A reliable way to establish anti-fraudulent measures is to set up a payment hub through software that also has payment process control capabilities.

 

In this context, Payments Process Controls are defined by setting up measures for preventing payment anomalies with smart rules in the software, enforcing processes in treasury and finance, and preserving payment data quality with validation checks and algorithms.

 

A payment hub with payment process controls can prevent duplicate payments by setting up rules which identify and block erroneous payments which are then sent for review. The process of catching anomalies can be automated thanks to the smart rules in the system. Apart from spotting double payments, payment process controls require multi-factor authentication (MFA) such as a token and password, an automated text message for approving payments, a password or PIN to verify significant transactions, and a four-eyed principle for approving the payments that go to the bank.

 

Sanctions Screening 

Setting up sanctions screening such as whitelists and blacklists is another way to safeguard your organization from fraudulent payments. Blacklists are lists of contacts to whom it is forbidden to transact payments due to internal or external sanctions. Whitelists are composed of a list of trusted beneficiaries. Sanctions screening automatically prevents payments from reaching sanctioned beneficiaries such as beneficiaries located on territories that are blacklisted by the US and the European Union for example.
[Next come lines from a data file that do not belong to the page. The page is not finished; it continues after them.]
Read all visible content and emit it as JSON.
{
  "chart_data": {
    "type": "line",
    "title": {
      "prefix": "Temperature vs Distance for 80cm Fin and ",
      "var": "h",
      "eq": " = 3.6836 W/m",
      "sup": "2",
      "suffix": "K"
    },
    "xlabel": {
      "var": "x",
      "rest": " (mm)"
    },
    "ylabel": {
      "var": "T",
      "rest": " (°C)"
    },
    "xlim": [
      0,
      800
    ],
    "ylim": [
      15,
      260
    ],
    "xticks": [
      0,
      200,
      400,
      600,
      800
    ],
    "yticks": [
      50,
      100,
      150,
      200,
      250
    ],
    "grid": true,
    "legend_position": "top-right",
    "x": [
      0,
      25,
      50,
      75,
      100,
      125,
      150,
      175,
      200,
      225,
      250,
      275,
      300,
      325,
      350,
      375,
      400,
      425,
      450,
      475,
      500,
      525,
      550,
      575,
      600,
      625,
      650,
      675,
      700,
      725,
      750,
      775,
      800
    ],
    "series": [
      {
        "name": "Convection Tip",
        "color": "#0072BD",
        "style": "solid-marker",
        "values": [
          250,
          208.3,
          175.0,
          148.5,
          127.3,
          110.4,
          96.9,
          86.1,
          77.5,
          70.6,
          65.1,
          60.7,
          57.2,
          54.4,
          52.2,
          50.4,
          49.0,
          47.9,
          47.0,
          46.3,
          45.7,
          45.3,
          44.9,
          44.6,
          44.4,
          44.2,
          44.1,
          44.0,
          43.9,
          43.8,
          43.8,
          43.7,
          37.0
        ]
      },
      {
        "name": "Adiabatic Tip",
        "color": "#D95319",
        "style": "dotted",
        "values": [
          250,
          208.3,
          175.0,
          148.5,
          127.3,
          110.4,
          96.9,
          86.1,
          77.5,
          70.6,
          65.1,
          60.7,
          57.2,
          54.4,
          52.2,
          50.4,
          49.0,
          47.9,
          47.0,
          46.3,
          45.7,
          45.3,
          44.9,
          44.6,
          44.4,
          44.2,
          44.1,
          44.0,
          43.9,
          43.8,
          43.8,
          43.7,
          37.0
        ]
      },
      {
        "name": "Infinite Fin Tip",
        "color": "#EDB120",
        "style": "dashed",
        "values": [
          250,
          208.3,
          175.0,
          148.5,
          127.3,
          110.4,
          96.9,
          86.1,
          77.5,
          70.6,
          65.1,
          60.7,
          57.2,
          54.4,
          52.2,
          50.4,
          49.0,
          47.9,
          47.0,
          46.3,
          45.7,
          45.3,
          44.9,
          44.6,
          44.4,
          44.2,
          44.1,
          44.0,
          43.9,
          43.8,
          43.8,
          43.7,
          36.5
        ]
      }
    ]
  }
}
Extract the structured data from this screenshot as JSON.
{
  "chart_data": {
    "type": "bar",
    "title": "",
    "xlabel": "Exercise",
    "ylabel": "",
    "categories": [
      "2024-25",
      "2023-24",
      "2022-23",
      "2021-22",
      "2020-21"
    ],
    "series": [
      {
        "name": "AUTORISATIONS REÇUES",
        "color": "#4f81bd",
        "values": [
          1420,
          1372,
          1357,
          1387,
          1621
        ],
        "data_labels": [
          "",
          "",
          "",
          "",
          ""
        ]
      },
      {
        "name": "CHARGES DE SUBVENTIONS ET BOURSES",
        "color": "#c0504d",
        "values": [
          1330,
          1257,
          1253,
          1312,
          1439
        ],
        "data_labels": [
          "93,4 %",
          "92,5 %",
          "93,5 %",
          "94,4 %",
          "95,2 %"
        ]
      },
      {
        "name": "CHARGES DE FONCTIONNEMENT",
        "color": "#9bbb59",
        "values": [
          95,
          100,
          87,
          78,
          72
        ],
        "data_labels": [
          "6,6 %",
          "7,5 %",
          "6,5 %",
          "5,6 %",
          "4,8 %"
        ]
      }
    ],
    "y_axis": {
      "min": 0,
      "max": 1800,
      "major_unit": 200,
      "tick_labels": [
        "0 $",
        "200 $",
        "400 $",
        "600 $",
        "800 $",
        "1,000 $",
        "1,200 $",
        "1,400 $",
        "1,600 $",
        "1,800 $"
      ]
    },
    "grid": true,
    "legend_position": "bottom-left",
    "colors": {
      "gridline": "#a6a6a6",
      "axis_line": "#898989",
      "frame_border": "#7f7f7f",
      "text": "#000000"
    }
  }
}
Luckily, most modern payment hub solutions have sanctions screening capabilities in place.

 

Frequent Audits 

On a regular basis, the treasury department should establish frequent reviews of payment limits per user and divide and restrict physical and logical access rights to approving payments. The internal audits’ role is to analyze how the controls failed to spot the fraud and identify the ways for improvement. The internal audit serves to predict further errors and fraud across the organization and evaluate the trends and patterns that suggest fraud or errors. When the internal audit team is not capable of identifying the root issue, your business should recruit external parties with relevant experience. A payment hub can enable internal and external auditors to closely check past entries, archives, and error logs to identify fraudulent patterns and actions. 

 

How solutions can help you protect your business against payments fraud 

With over a trillion euros worth of yearly processed payments, Nomentia is a reliable software that safeguards your business from internal and external fraudulent activities. If you wish to find out more about Nomentia Payment Process Controls, have a look here.

 

It is important to set proper processes in place to better manage fraud in every stage of the customer journey starting from the back end to customer-facing. Unfortunately, there are no one-size-fits-all solutions and businesses should utilize more than one to be on top of the game of fraud prevention.